Devagar, mas sempre
  O crescimento da moagem da cana-de-açúcar (destinada à produção de açúcar e etanol) no centro-sul brasileiro para a safra 2009/10 será menor que a do ano passado. O total registrado no período será próximo de 550 milhões de toneladas ante os 505 milhões da safra 2008/09. Isso quer dizer que o incremento será de 45 milhões/t. Na colheita anterior, o crescimento foi de 74 milhões/t. e alicerçou o salto na produção de 431 milhões/t. (2007/08) para os 505 milhões do ano passado, segundo a União Nacional dos Produtores de Cana-de-Açucar (Unica).

Açúcar aumentou
  O processamento e moagem da cana-de-açúcar destinada à fabricação do açúcar também foi forte. O salto superou os 100% quando comparado ao mesmo período na safra passada. Até 1º de maio deste ano foram moídas 43,25 milhões de otneladas de cana, contra 21,43 milhões/t. na safra 2008/09. Na ponta do lápis, o incremento foi de exatamente 101,8%.

Menos líquido
  A safra com perfil mais açucareiro já era esperada devido ao impacto da crise mundial no mercado alcooleiro.
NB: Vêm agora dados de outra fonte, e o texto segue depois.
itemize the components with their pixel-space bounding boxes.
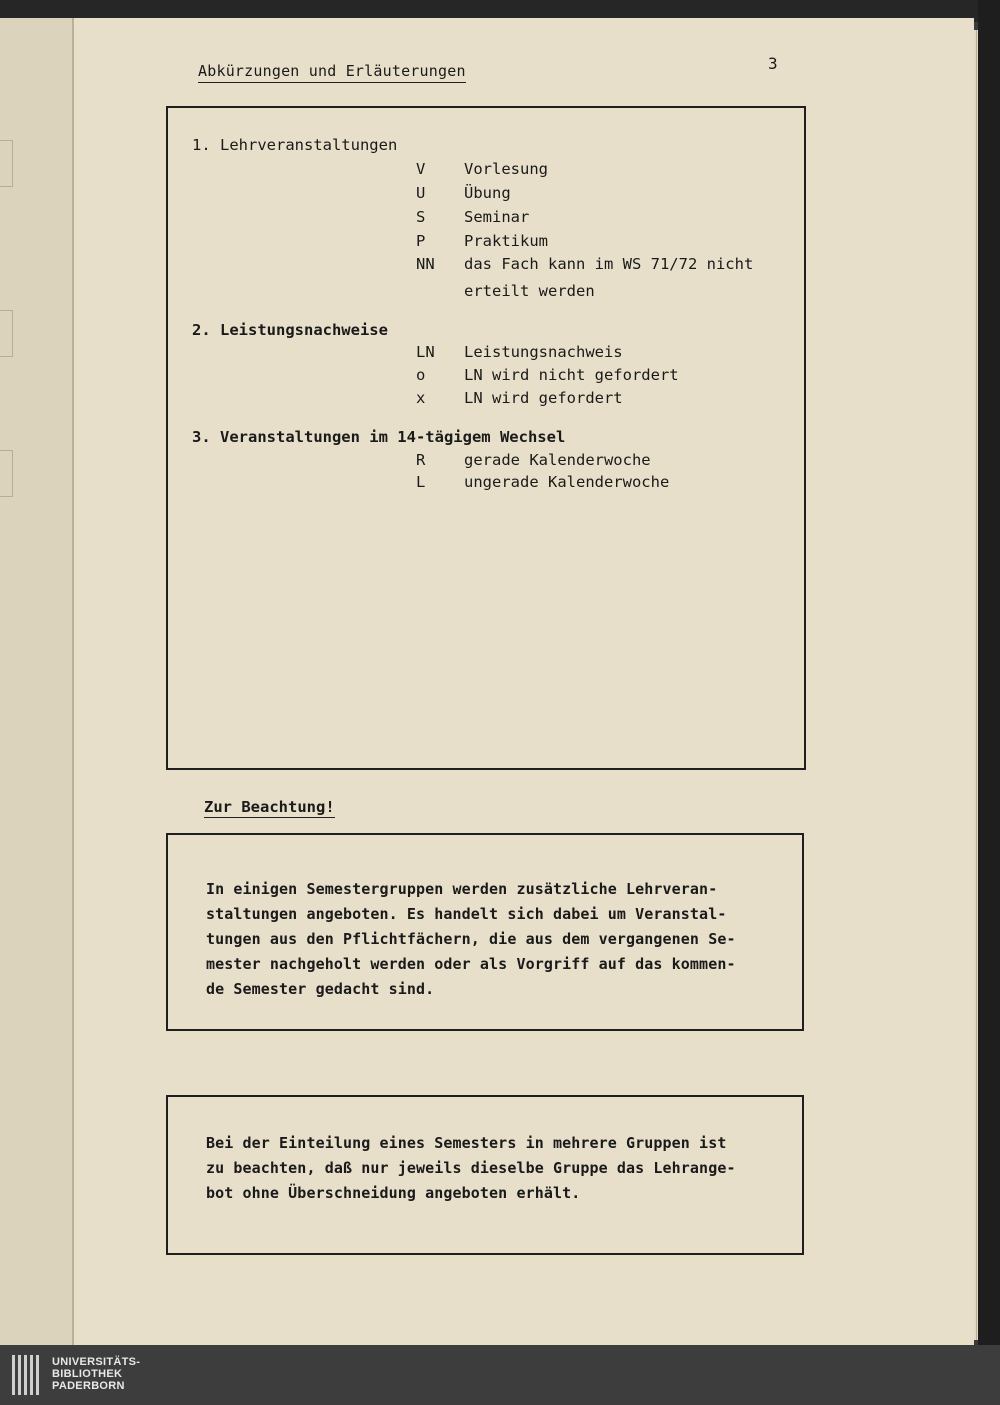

O total de açúcar produzido atingiu 1,68 milhão de toneladas contra 673,5 mil toneladas e cresceu nada menos que 149,69% no período.

Derramando etanol
  Por sua vez, a moagem de cana para a produção de etanol até 1º de maio produziu 1,78 bilhão de litros. Segundo a Unica, crescimento foi de 100,34% se comparado à safra anterior que totalizou 888,5 milhões de litros. Mesmo com um perfil mais açucareiro, a quantidade de etanol produzida por tonelada de cana esmagada permaneceu semelhante à da safra anterior: 41,16 litros/tonelada.

Sem mercado
  Segundo Anísio Tormena, da Alcopar, o escoamento ainda é complicado porque somente dois países utilizam com expressividade o álcool como combustível: Brasil e Estados Unidos. ‘‘Eles ainda não abriram o mercado para o nosso etanol, porque sempre priorizam a economia deles. Na Europa já existem experimentos e programas energéticos com o etanol, mas ainda é fraco’’, analisou.